During the time we used the headset, the party on the other end consistently complained about the sound and quality of how our voice was projected. I consistently heard that the headset sounded like I was talking in a tunnel or bad speakerphone. Not exactly what I wanted to hear when using a $100 headset.
Even with the dual-mic noise cancellation, the Dragon V2 didn’t sound as good as others in this price range. In fact, when we used the Callpod Dragon in our automobile, our callers could hear every lyric sung and tune being played. I didn’t even bother to try the headset with the windows down.
Callpod says the noise suppression and voice enhancement is automatically switched on, but after listening to a message I left myself walking on a crowded street, it was pretty apparent, that the noise reduction technology is lacking. Overall, we thought the noise cancellation and voice enhancement features on the Dragon were below par – not nearly as good as we experienced with the Jawbone or EVOQ and disappointing for the higher-than-average price tag.
Even with the sound problems we had, the headset was still functional – to a certain degree. Not only were we challenged with the sound quality of the Dragon, but we had problems with the fitting of the headset as well. Callpod doesn’t really give you that many choices on how this headset should work for you. While there is an additional ear bud included, the single ear hook and general attachment methods don’t really make it easy for you to secure the Dragon V2 to your ear. No matter how we adjusted the Dragon, it just felt like it could fly off your ear at any moment. Even with a smaller ear, the fit was not as sturdy as we would hope.
Because the ear bud doesn’t really go down in the ear canal as you wear the Dragon, there really isn’t a great way to “pinch” the headset onto your ear. In fact, many times during a conversation, I would move a bit too fast and the headset would come out of my ear. After working with the headset for a few days to try and get a better fit, I pretty much gave up and was extra careful in what my actions were
Volume on the Dragon is actually pretty good and even with the fit problems, you can hear your party pretty well when you crank the volume up. In noisy environments however, you will find yourself putting your hand to your ear often to keep the headset seated in your ear correctly so that you can hear your conversation.
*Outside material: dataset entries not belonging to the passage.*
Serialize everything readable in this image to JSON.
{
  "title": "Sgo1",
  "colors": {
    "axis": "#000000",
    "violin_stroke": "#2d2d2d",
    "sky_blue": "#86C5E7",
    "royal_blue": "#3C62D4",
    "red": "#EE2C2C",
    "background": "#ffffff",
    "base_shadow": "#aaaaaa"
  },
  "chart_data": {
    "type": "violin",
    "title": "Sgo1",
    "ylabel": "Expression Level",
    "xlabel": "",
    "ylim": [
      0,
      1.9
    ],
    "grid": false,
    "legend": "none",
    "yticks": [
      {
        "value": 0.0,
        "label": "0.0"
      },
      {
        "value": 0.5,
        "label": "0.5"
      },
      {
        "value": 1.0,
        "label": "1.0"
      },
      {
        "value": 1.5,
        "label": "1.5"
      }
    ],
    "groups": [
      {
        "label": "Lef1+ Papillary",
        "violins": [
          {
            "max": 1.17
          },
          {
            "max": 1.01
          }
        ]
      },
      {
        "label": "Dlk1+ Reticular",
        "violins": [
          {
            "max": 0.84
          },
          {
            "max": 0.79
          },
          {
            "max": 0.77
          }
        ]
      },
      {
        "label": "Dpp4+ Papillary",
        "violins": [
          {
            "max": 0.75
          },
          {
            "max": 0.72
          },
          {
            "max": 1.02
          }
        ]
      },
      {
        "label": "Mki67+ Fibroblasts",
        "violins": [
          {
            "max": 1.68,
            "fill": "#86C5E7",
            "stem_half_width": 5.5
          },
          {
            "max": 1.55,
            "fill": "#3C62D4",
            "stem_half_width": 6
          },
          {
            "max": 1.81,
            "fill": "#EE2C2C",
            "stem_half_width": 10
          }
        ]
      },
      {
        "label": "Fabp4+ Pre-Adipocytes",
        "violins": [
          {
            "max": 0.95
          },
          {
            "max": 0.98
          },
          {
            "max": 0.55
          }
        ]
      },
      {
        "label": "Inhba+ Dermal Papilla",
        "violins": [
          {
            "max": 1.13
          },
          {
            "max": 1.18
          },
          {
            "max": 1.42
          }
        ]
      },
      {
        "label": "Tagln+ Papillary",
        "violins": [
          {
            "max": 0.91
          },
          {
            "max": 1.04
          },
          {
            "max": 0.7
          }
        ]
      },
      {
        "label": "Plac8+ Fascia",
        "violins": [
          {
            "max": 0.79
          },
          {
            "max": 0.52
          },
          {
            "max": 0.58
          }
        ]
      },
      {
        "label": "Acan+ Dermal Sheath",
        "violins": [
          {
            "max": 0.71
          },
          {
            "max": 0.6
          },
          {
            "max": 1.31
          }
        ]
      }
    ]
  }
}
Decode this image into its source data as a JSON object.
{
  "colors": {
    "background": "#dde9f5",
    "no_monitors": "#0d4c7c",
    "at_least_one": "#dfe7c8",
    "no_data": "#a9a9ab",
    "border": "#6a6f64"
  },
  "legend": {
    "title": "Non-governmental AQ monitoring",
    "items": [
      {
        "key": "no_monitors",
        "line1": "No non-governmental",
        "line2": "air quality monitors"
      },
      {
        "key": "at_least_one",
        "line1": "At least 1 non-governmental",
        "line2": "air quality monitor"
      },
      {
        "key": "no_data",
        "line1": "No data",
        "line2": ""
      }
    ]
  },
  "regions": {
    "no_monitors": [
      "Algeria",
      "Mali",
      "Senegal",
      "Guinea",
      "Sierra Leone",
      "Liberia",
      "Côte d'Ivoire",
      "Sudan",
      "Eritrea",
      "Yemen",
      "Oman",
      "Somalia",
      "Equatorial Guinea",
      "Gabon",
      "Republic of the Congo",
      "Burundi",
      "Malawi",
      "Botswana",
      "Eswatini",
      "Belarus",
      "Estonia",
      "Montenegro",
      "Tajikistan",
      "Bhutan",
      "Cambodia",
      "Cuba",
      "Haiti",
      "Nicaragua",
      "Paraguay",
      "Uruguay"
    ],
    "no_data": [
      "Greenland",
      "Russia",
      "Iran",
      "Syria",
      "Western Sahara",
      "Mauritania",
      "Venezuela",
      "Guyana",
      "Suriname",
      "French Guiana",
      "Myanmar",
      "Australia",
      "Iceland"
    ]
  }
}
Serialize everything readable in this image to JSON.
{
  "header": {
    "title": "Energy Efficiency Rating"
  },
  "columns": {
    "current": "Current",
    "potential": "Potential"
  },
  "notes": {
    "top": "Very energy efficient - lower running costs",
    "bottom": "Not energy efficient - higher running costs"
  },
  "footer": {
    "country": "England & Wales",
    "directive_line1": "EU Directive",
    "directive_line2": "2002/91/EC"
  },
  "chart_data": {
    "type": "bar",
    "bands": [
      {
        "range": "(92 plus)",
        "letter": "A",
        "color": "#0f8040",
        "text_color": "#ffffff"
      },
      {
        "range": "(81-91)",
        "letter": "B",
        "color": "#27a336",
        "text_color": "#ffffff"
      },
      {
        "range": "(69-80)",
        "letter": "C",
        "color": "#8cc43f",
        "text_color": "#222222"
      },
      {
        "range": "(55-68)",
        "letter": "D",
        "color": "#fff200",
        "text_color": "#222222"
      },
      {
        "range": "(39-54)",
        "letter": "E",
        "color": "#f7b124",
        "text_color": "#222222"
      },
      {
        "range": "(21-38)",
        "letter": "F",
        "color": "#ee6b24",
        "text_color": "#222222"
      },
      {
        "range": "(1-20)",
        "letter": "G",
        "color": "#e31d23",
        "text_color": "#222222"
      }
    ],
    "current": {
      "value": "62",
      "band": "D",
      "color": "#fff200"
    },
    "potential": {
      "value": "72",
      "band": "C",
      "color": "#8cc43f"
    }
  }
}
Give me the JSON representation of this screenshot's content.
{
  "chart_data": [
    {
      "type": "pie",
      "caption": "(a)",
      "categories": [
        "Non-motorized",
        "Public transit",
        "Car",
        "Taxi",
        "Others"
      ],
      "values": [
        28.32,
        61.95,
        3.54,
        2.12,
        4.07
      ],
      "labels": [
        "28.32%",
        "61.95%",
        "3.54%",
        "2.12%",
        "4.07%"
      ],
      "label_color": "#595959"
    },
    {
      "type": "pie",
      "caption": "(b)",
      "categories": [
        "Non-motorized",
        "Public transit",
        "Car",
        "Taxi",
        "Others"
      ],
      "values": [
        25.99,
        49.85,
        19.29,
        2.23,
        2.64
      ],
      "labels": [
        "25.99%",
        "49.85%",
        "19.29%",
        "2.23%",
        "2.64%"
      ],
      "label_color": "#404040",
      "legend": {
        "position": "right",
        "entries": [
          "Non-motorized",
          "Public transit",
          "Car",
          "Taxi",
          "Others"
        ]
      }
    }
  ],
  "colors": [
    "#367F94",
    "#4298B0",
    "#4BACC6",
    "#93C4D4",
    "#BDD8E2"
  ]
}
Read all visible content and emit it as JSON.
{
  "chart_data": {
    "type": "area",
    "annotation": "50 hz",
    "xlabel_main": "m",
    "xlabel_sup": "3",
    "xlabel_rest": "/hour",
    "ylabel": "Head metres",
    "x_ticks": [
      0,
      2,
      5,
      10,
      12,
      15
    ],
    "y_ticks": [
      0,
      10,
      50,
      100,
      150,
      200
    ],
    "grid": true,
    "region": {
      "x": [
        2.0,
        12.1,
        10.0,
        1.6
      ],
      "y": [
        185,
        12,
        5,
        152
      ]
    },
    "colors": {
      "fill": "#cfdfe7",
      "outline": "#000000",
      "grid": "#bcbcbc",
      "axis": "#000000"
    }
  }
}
After reading about and opening the box, we really wanted to like the Dragon V2 headset. It is sleek and stylish with a unique button design that we haven’t seen. Unfortunately, the problems with the fit and sound quality were just too much to overcome for a headset priced at close to $100. I think even if we had received a bad unit that fixing the DSP and speaker quality will not help much when the headset doesn’t fit well on your ear. Callpod has many Bluetooth products in their catalog and we hope to get our hands on some of them in the future. We can see tremendous potential of the Dragon V2 and with a few tweaks, we think it can be a quality headset. For now, though, the Jawbone 2 and EVOQ are still kings.
Legit Bottom Line:
Callpod packs the $100 Dragon V2 Bluetooth Headset with state of the art features like active noise cancellation and 100-meter operating distance that is second to none. Unfortunately, the fit is very uncomfortable and the volume output is lacking compared to other headsets in its class.